Cristalizado no imaginário popular como fascinante, em parte devido à fuzarca promovida pelos estudantes parisienses, 1968 também ficou tristemente marcado na memória dos brasileiros como o ano do AI-5. Em poucas palavras, o ato institucional, assinado pelo então presidente da República, general Arthur da Costa e Silva, instituía a censura no País. A lembrança não é, assim, das melhores. Mas, analisada em profundidade pela nova edição de A revista, publicação bimensal da Takano Editora Gráfica, distribuída gratuitamente para um público seleto, ganha outros contornos. O número 7 – que será lançado numa festa no domingo 29, na rua Maria Antônia, em São Paulo, onde em 1968 aconteceu uma encarniçada disputa entre estudantes de direita e esquerda – abre com um longo artigo sobre o centenário de Sérgio Buarque de Holanda. O recheio remete aos “anos de chumbo” e traz assuntos como as músicas censuradas, a União Nacional dos Estudantes (UNE) e o fechamento da empresa aérea Panair. Sem deixar de lado, é claro, a informação gráfica. Enfim, é uma revista da área.

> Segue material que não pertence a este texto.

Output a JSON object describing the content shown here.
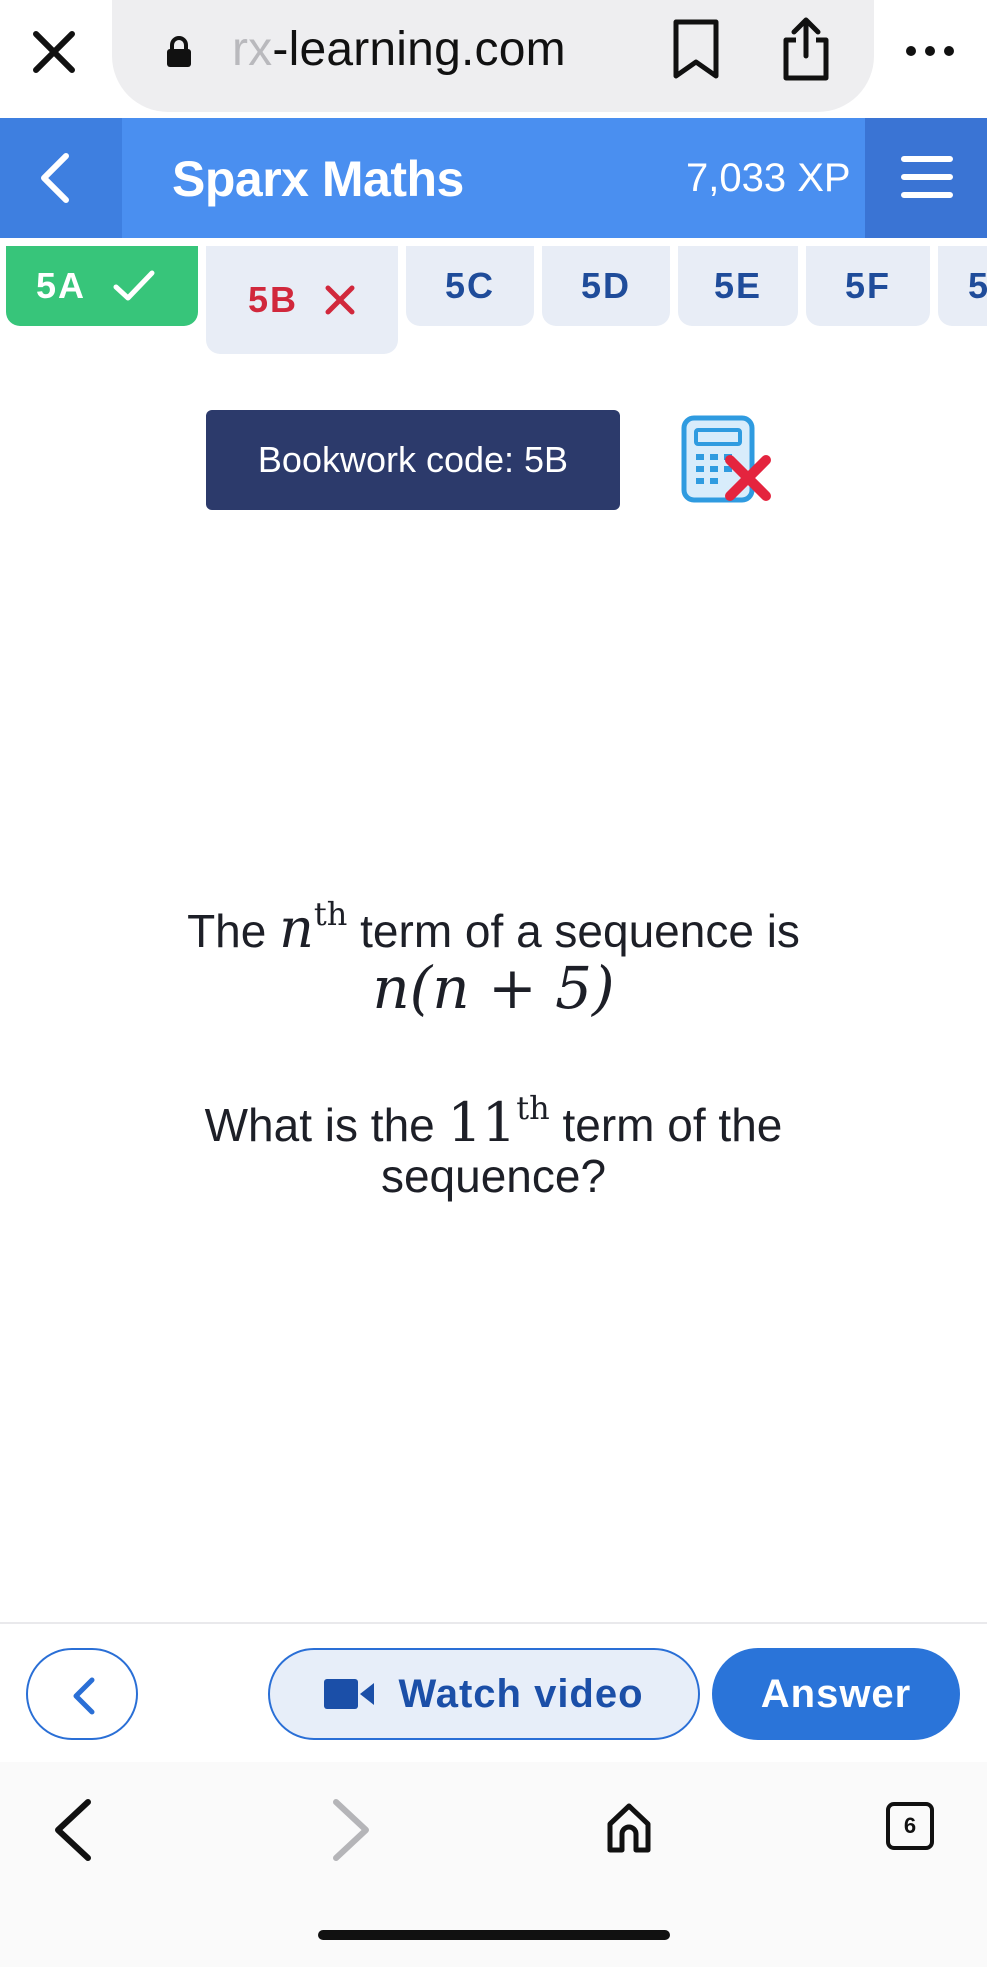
{
  "browser": {
    "url_prefix": "rx",
    "url_main": "-learning.com",
    "icons": [
      "close-icon",
      "lock-icon",
      "bookmark-icon",
      "share-icon",
      "more-icon"
    ]
  },
  "header": {
    "title": "Sparx Maths",
    "xp": "7,033 XP",
    "colors": {
      "header": "#4a8ff0",
      "back": "#3e7fe0",
      "menu": "#3a74d4"
    }
  },
  "tabs": [
    {
      "label": "5A",
      "status": "correct"
    },
    {
      "label": "5B",
      "status": "incorrect",
      "current": true
    },
    {
      "label": "5C"
    },
    {
      "label": "5D"
    },
    {
      "label": "5E"
    },
    {
      "label": "5F"
    },
    {
      "label": "5"
    }
  ],
  "bookwork": {
    "label": "Bookwork code: 5B",
    "calculator": "not-allowed"
  },
  "question": {
    "line1_pre": "The",
    "line1_var": "n",
    "line1_sup": "th",
    "line1_post": "term of a sequence is",
    "expression": "n(n + 5)",
    "line2_pre": "What is the",
    "line2_num": "11",
    "line2_sup": "th",
    "line2_post": "term of the",
    "line3": "sequence?"
  },
  "actions": {
    "video_label": "Watch video",
    "answer_label": "Answer"
  },
  "bottom_nav": {
    "tab_count": "6"
  }
}
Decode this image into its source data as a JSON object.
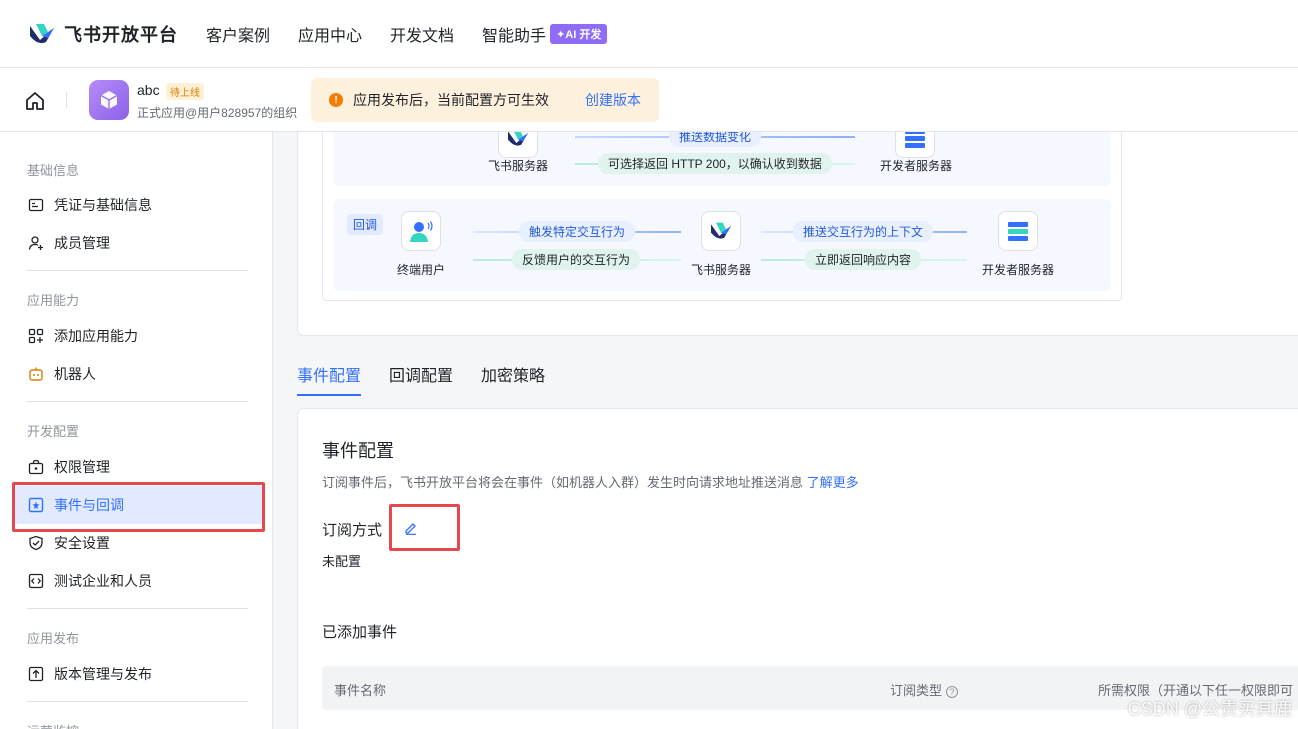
{
  "topnav": {
    "brand": "飞书开放平台",
    "items": [
      "客户案例",
      "应用中心",
      "开发文档",
      "智能助手"
    ],
    "ai_badge": "✦AI 开发"
  },
  "appbar": {
    "app_name": "abc",
    "app_status": "待上线",
    "app_org": "正式应用@用户828957的组织",
    "notice_text": "应用发布后，当前配置方可生效",
    "notice_link": "创建版本"
  },
  "sidebar": {
    "sections": [
      {
        "title": "基础信息",
        "items": [
          "凭证与基础信息",
          "成员管理"
        ]
      },
      {
        "title": "应用能力",
        "items": [
          "添加应用能力",
          "机器人"
        ]
      },
      {
        "title": "开发配置",
        "items": [
          "权限管理",
          "事件与回调",
          "安全设置",
          "测试企业和人员"
        ]
      },
      {
        "title": "应用发布",
        "items": [
          "版本管理与发布"
        ]
      },
      {
        "title": "运营监控",
        "items": []
      }
    ],
    "active_item": "事件与回调"
  },
  "diagram": {
    "event_row": {
      "server_label": "飞书服务器",
      "dev_label": "开发者服务器",
      "push": "推送数据变化",
      "return": "可选择返回 HTTP 200，以确认收到数据"
    },
    "callback_row": {
      "tag": "回调",
      "user_label": "终端用户",
      "server_label": "飞书服务器",
      "dev_label": "开发者服务器",
      "trigger": "触发特定交互行为",
      "feedback": "反馈用户的交互行为",
      "push_ctx": "推送交互行为的上下文",
      "respond": "立即返回响应内容"
    }
  },
  "tabs": [
    "事件配置",
    "回调配置",
    "加密策略"
  ],
  "config": {
    "title": "事件配置",
    "desc": "订阅事件后，飞书开放平台将会在事件（如机器人入群）发生时向请求地址推送消息",
    "learn_more": "了解更多",
    "sub_label": "订阅方式",
    "unset": "未配置",
    "added_title": "已添加事件",
    "table_headers": [
      "事件名称",
      "订阅类型",
      "所需权限（开通以下任一权限即可"
    ]
  },
  "watermark": "CSDN @公贵买其鹿",
  "colors": {
    "accent": "#3370ff",
    "highlight": "#e5484d"
  }
}
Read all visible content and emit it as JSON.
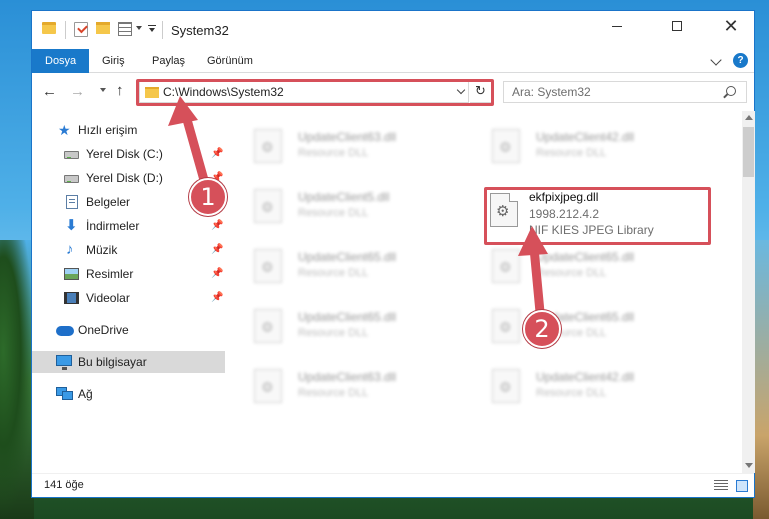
{
  "window": {
    "title": "System32",
    "close_glyph": "✕"
  },
  "ribbon": {
    "tabs": [
      "Dosya",
      "Giriş",
      "Paylaş",
      "Görünüm"
    ],
    "help": "?"
  },
  "nav": {
    "back": "←",
    "forward": "→",
    "up": "↑",
    "address": "C:\\Windows\\System32",
    "refresh": "↻",
    "search_placeholder": "Ara: System32"
  },
  "sidebar": {
    "items": [
      {
        "label": "Hızlı erişim",
        "icon": "star-icon"
      },
      {
        "label": "Yerel Disk (C:)",
        "icon": "disk-icon",
        "pinned": true
      },
      {
        "label": "Yerel Disk (D:)",
        "icon": "disk-icon",
        "pinned": true
      },
      {
        "label": "Belgeler",
        "icon": "documents-icon",
        "pinned": true
      },
      {
        "label": "İndirmeler",
        "icon": "download-icon",
        "pinned": true
      },
      {
        "label": "Müzik",
        "icon": "music-icon",
        "pinned": true
      },
      {
        "label": "Resimler",
        "icon": "pictures-icon",
        "pinned": true
      },
      {
        "label": "Videolar",
        "icon": "videos-icon",
        "pinned": true
      },
      {
        "label": "OneDrive",
        "icon": "onedrive-icon"
      },
      {
        "label": "Bu bilgisayar",
        "icon": "this-pc-icon",
        "selected": true
      },
      {
        "label": "Ağ",
        "icon": "network-icon"
      }
    ],
    "pin_glyph": "📌"
  },
  "files": [
    {
      "name": "UpdateClient63.dll",
      "desc": "Resource DLL"
    },
    {
      "name": "UpdateClient42.dll",
      "desc": "Resource DLL"
    },
    {
      "name": "UpdateClient5.dll",
      "desc": "Resource DLL"
    },
    {
      "name": "UpdateClient65.dll",
      "desc": "Resource DLL"
    },
    {
      "name": "UpdateClient65.dll",
      "desc": "Resource DLL"
    },
    {
      "name": "UpdateClient65.dll",
      "desc": "Resource DLL"
    },
    {
      "name": "UpdateClient65.dll",
      "desc": "Resource DLL"
    },
    {
      "name": "UpdateClient63.dll",
      "desc": "Resource DLL"
    },
    {
      "name": "UpdateClient42.dll",
      "desc": "Resource DLL"
    }
  ],
  "highlighted_file": {
    "name": "ekfpixjpeg.dll",
    "version": "1998.212.4.2",
    "description": "NIF KIES JPEG Library"
  },
  "status": {
    "count": "141 öğe"
  },
  "annotations": {
    "step1": "1",
    "step2": "2",
    "color": "#d6505a"
  }
}
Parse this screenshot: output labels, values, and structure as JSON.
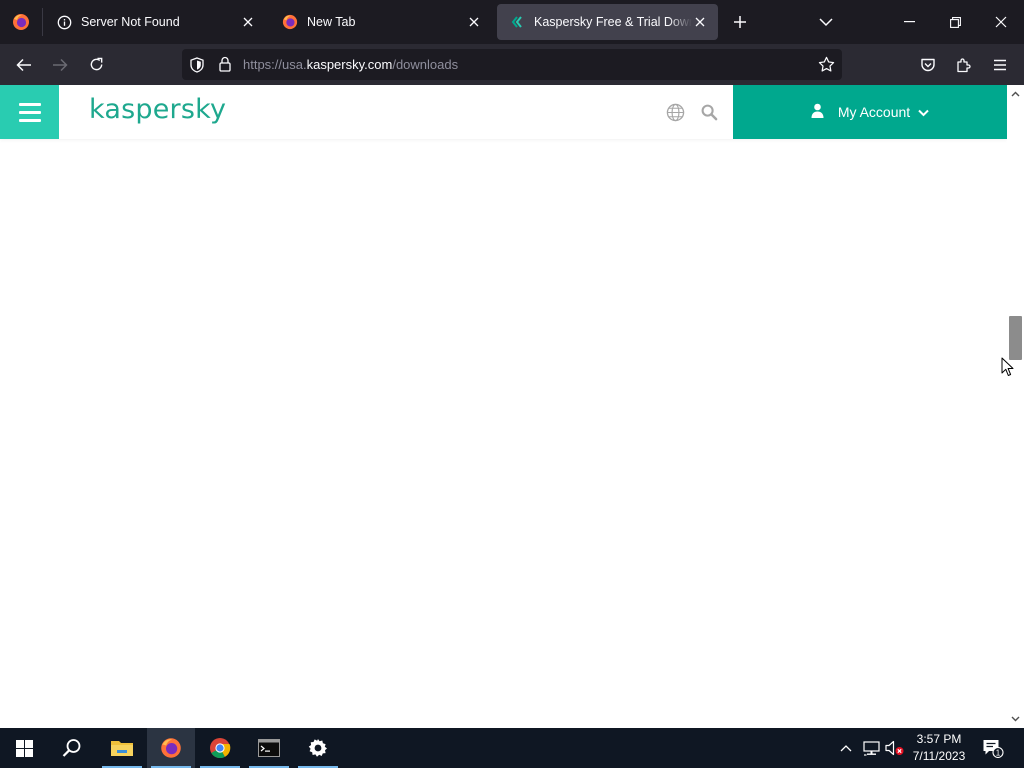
{
  "browser": {
    "tabs": [
      {
        "title": "Server Not Found",
        "icon": "info-icon",
        "active": false
      },
      {
        "title": "New Tab",
        "icon": "firefox-icon",
        "active": false
      },
      {
        "title": "Kaspersky Free & Trial Downloads",
        "icon": "kaspersky-favicon",
        "active": true
      }
    ],
    "url": {
      "prefix": "https://usa.",
      "domain": "kaspersky.com",
      "path": "/downloads"
    }
  },
  "site": {
    "logo_text": "kaspersky",
    "account_label": "My Account",
    "brand_colors": {
      "primary": "#00a88e",
      "light": "#29ccb1",
      "logo": "#1ea88e"
    }
  },
  "scrollbar": {
    "position_fraction": 0.38
  },
  "taskbar": {
    "apps": [
      "start-icon",
      "search-icon",
      "file-explorer-icon",
      "firefox-icon",
      "chrome-icon",
      "terminal-icon",
      "settings-icon"
    ],
    "clock_time": "3:57 PM",
    "clock_date": "7/11/2023",
    "notification_count": "1"
  }
}
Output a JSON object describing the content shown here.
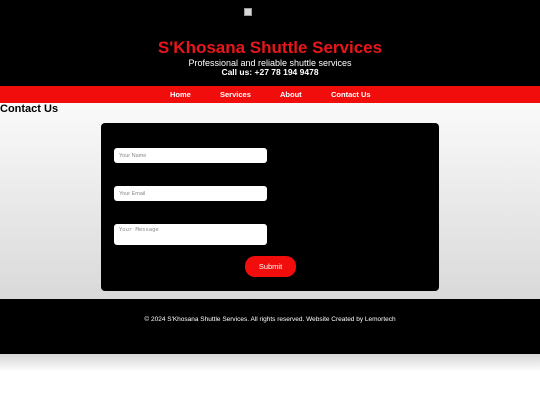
{
  "header": {
    "logo_icon": "broken-image-icon",
    "title": "S'Khosana Shuttle Services",
    "tagline": "Professional and reliable shuttle services",
    "phone": "Call us: +27 78 194 9478"
  },
  "nav": {
    "items": [
      {
        "label": "Home"
      },
      {
        "label": "Services"
      },
      {
        "label": "About"
      },
      {
        "label": "Contact Us"
      }
    ]
  },
  "contact": {
    "heading": "Contact Us",
    "name_placeholder": "Your Name",
    "email_placeholder": "Your Email",
    "message_placeholder": "Your Message",
    "submit_label": "Submit"
  },
  "footer": {
    "copyright": "© 2024 S'Khosana Shuttle Services. All rights reserved. Website Created by Lemortech"
  },
  "colors": {
    "brand_red": "#f20d0d",
    "title_red": "#e8161b",
    "background_dark": "#000000"
  }
}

Mas o grande trunfo deste número de 84 páginas e tiragem de 15 mil exemplares é o lançamento conjunto de uma edição fac-similar da monumental obra de Luis de Camões, Os lusíadas, feita a partir de um original cedido pelo colecionador José Mindlin. Quem viveu o auge da ditadura nos anos 70 sabe que cada publicação aleatória dos poemas de Camões no jornal O Estado de S. Paulo na verdade encobria uma notícia censurada. Pasmem, o livro trará algumas das matérias nunca publicadas, com suas respectivas páginas reproduzidas com os respeitáveis versos tapa-buraco. Um outro livreto de 60 páginas – com textos do jornalista Júlio de Mesquita Neto, que à época chefiava
o jornal, e do comentarista político Arnaldo Jabor, entre outros – explica o período tão conturbado. Também acompanha o número dedicado à censura um CD com imagens inéditas em vídeo. Entre elas, flagrantes dos então líderes estudantis José Dirceu e Luiz Travassos sendo presos em Ibiúna e cenas raras de políticos da oposição, como
as do ex-governador Mário Covas e do deputado Márcio Moreira Alves, cujo discurso precipitou o AI-5.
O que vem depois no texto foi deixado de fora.